Cette région très fertile, de plaines à basse altitude, est située au Nord-Est de l’Inde, proche du Bangladesh. Autrefois recouverte par la jungle tropicale, elle bénéficie d’un climat chaud et humide, très favorable à la culture du thé. C’est d’ailleurs en déforestant la jungle de l’Assam, que les Britanniques ont découvert une variété de théiers sauvages. Baptisée Camellia sinensis assamica, les colons de Grande Bretagne l’adoptèrent pour planter la région. La couronne britannique cherchait à l’époque (au milieu du XIXème siècle) à s’affranchir du monopole chinois en termes de production de thé. Elle avait envoyé en Chine un botaniste, Robert Fortune, pour visiter les plantations et rapporter des graines de plants de théiers (Camellia sinensis sinensis). Mais en Assam, les graines ne s’acclimateront pas. D’où le choix du Camellia sinensis assamica, mieux adapté aux plaines de la région.

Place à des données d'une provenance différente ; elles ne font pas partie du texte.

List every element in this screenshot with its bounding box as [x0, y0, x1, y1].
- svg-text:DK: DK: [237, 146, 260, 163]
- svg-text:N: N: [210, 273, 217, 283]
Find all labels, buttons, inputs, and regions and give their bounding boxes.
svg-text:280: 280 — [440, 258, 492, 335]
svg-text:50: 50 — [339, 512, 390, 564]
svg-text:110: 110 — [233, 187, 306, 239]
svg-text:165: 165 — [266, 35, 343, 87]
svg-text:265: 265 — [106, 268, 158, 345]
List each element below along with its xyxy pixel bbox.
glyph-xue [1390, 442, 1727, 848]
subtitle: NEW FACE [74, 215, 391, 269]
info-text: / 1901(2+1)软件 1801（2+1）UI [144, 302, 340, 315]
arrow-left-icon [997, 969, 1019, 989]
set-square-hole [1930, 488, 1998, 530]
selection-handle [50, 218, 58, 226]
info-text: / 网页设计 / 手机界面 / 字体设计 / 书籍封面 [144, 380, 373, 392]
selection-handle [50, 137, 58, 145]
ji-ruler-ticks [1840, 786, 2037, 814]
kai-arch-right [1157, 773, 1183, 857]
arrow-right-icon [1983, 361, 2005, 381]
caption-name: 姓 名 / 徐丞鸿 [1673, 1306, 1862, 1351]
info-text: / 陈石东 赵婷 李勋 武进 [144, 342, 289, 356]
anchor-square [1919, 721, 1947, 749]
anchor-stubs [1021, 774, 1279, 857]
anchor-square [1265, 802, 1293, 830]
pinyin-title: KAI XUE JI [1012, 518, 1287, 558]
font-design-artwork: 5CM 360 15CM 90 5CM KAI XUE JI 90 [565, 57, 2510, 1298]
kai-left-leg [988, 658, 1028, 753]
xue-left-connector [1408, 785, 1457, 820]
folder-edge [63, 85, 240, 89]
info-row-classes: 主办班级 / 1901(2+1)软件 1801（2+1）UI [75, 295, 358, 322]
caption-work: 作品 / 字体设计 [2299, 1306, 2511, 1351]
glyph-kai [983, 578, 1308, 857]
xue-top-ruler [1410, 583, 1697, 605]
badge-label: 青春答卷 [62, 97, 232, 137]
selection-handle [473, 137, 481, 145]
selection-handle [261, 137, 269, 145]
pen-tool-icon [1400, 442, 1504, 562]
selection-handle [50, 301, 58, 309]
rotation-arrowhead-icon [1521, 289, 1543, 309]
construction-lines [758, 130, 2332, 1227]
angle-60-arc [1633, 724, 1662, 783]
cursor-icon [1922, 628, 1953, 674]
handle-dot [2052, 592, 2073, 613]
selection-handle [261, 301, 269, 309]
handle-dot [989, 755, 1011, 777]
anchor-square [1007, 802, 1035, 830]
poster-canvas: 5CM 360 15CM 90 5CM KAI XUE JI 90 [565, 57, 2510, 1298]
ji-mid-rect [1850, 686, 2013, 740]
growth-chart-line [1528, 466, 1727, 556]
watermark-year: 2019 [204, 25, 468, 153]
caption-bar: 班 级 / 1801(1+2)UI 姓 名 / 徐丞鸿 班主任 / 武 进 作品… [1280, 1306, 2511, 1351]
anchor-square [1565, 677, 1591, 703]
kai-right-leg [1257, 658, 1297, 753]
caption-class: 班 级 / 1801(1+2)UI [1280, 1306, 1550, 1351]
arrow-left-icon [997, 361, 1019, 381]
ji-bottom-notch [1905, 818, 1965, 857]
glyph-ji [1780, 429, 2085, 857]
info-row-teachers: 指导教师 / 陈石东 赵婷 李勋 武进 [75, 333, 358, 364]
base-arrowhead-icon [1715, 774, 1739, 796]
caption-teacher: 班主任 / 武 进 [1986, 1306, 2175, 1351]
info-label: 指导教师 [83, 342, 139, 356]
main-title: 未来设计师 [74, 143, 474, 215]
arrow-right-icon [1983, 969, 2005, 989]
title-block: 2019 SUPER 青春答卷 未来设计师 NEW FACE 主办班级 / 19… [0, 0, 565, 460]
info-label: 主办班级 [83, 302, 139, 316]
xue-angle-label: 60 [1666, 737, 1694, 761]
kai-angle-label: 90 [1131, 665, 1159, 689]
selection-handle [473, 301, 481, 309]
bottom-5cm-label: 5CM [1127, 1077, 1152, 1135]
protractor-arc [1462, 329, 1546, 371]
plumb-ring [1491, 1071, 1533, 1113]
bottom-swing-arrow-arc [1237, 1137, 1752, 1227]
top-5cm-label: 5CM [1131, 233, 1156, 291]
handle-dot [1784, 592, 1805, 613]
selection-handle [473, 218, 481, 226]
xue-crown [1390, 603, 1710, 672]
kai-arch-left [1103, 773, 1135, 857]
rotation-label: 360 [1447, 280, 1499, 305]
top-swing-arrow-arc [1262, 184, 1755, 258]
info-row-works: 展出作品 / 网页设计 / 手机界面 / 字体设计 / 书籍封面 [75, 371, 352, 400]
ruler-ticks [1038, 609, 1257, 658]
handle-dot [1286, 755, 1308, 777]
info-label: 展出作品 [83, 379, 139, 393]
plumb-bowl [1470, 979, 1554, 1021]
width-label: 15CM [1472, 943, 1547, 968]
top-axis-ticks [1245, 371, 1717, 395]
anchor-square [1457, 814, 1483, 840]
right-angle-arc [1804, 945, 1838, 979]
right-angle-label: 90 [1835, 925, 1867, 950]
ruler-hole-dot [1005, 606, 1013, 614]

L’Assam, avec ses quelques 2 500 jardins de thé, est considéré comme le grenier à thé de l’Inde, assurant la moitié de la production nationale. On y produit des thés vigoureux, puissants et toniques, au goût épicé, tannique et astringent. Ils s’accommodent bien de lait. Ils conviennent parfaitement pour le petit-déjeuner, typiques de ce qu’on appelle le « goût britannique ».

L’Inde, dans une dynamique de reconnaissance de ses terroirs de thé, a créé des IG (indications géographiques) nationales pour chacune de ses grandes régions productrices, avec un logo propre. Celui de l’Assam comporte comme identité visuelle une feuille de thé et un rhinocéros, emblématique de l’Etat, qui vit dans la forêt du parc national de Kaziranga.